Contributory negligence of worker reduces damages by 40%
In the recent decision of Tsoromokos v Australian Native Landscapes Pty Ltd  NSWSC 321, the New South Wales Supreme Court reduced the award of damages made to a contractor by 40% on account of contributory negligence.
On 17 September 2007, the plaintiff (an independent contractor) was carrying out repairs to the fuel tank of a Volvo loader, owned and operated by the defendant, Australian Native Landscapes Pty Ltd (ANL). When attempting to remove the bash plate (which weighed roughly 200 kilograms) to gain access to the fuel tank, the bash plate fell onto the plaintiff’s right arm, causing serious injuries.
The plaintiff alleged ANL directed him on numerous occasions to adopt unsafe work practices and to return machinery to use without proper maintenance. He stated that there was a high level of “interference” in the manner in which he performed his work and indicated he was under considerable time pressure to complete work within an unrealistic time frame and with inadequate tools and equipment.
In April 2007, the plaintiff had undertaken repairs on the fuel tank of the same loader. He alleged that he was directed by ANL to reuse unsuitable bolts to fix the bash plate into place on the right and to tack weld the left side of the bash plate into place in the absence of suitable bolts. An ANL representative stated the weld would be rectified within a week. However, this did not occur.
The loader was returned for repair in September 2007. The plaintiff alleged that the loader had come back from the fields covered in fertiliser and mulch, so much so that the area of the bash plate was covered and he could not see the bolts in position. The plaintiff alleged he cleared the muck from the right side of the bash plate with a screwdriver to expose the bolts for removal, but not the left.

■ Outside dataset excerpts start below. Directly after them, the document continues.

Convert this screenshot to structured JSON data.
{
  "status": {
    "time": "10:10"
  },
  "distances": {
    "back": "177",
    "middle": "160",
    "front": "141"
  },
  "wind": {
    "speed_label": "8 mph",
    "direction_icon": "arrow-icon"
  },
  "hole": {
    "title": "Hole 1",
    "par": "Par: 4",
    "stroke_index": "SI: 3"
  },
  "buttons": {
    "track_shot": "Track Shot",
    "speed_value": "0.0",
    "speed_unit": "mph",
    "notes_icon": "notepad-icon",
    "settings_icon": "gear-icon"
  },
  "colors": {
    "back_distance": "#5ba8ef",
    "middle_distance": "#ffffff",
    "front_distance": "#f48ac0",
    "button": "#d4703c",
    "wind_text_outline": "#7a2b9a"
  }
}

Whilst attempting to “crack” the bolts from the right side, the bash plate gave way at the tack weld and his arm was crushed under the plate. The plaintiff contended that the poor condition of the bolts was causally related to the incident, in that they were of insufficient strength and quality to hold the bash plate in place once the weld failed. On the basis that ANL instructed the plaintiff to use unsuitable bolts and tack weld the other side of the loader, the plaintiff maintained that the defendant was wholly responsible for the accident.
The Supreme Court found that the plaintiff was a difficult and combative witness, prone to exaggeration and was belligerent and evasive in his demeanour. In light of these findings, much of the evidence provided by ANL regarding the equipment, safety requirements and time pressures was accepted.
The allegation that he was not provided with the necessary equipment was not accepted. However, the direction to tack weld and later repair the bash plate was the responsibility of ANL. It was also found that immediately following the incident, the plaintiff accepted a measure of responsibility for the fall of the bash plate to two co-workers, indicating he had “f***ed up”.
The Court held that ANL were liable for the incident on the basis of its responsibility to rectify the known defect in the bash plate. ANL owed the plaintiff a duty of care in this respect, which was breached by the defendant’s failure to rectify the weld.
The plaintiff’s contributory negligence was assessed at 40%. The trial judge found that the plaintiff’s failure to carry out a proper visual inspection of both sides of the loader before commencing work was objectively unreasonable. The failure to clean down the machine or at least to scrape away the mulch with a screwdriver on both sides before starting work went beyond a mere “inadvertence”. The plaintiff was aware of the requirement to undertake a visual inspection of the loader before commencing work and, if the loader had been cleaned, the plaintiff would have identified the tack welding to the left of the bash plate.